4Q403 frag. 1 i 30-32a
Les cinq premiers chants exposent l’établissement du sacerdoce céleste, les tâches assignées aux anges et la louange qu’ils offrent à Dieu. Les trois chants suivants portent principalement sur la louange offerte par les « princes en chef » (les archanges) et leurs seconds, au coeur du temple du ciel, et culminent dans la description du trône divin et des grands prêtres angéliques. Les cinq derniers décrivent le temple céleste en progressant de l’extérieur jusqu’au trône, les louanges des anges qui y vont et viennent, et les sacrifices offerts par les prêtres angéliques. Le maśkîl qui proclame ces chants est ainsi associé étroitement à la liturgie du temple divin, au milieu des anges.
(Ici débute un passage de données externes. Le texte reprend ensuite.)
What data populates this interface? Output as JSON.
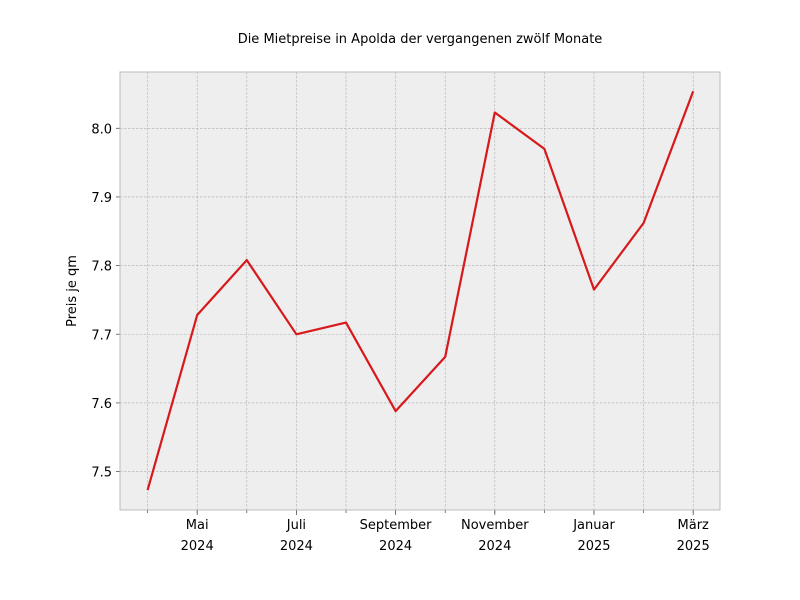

Les thèmes de la connaissance et du discernement sont assez fréquents dans ces textes. Dans le chant pour l’offrande du premier sabbat, « ceux qui s’approchent de la connaissance (divine) » sont probablement les anges, établis comme « ministres de la Présence » dans le sanctuaire céleste (4Q400 frag. 1 4-6 ; voir 4Q401 frag. 17 4). Dans le chant du second sabbat, les archanges sont appelés « dieux de la connaissance » ; ils proclament la majesté de la royauté divine « selon leur connaissance » et les prêtres humains, avec leur « langue de poussière », s’associent à eux pour exalter le « Dieu de la connaissance », dont l’intelligence les surpasse tous » (4Q400 frag. 2 1-10 ; voir 4Q401 frag. 14 i 7-8). Des archanges semblables sont qualifiés ailleurs de « princes » ayant accès aux « mystères » divins et transmettant « des choses cachées », un savoir « sorti des lèvres du Roi », à des anges de rang inférieur ou à un groupe privilégié d’êtres humains (4Q401 frag. 14 ii 2-8). Le chant pour le cinquième sabbat fait allusion à l’implication des anges dans la guerre eschatologique qui précèdera un renouvellement du monde en conformité avec un plan dont Dieu seul connaît les détails :
Car du Dieu de la connaissance sont issus tous [les êtres, à jamais. Et de sa connaissance et de son dessein est survenu tout ce qui a été décrété depuis tou]jours. Ayant fait les pre[miè]res (choses) [en leur temps, (il fera) les suivantes en leur moment. De ceux qui ont la connaissance, nul ne] peut comprendre [ses révélations merveilleuses] avant qu’[il] n’a[gisse. Et quand il agit, (même) les dieux ne peuvent discerner ce qu’il a en vue. Car] eux-mêmes [font partie de ses oeuvres glorieuses :] avant même d’exister, ils faisaient partie de son plan.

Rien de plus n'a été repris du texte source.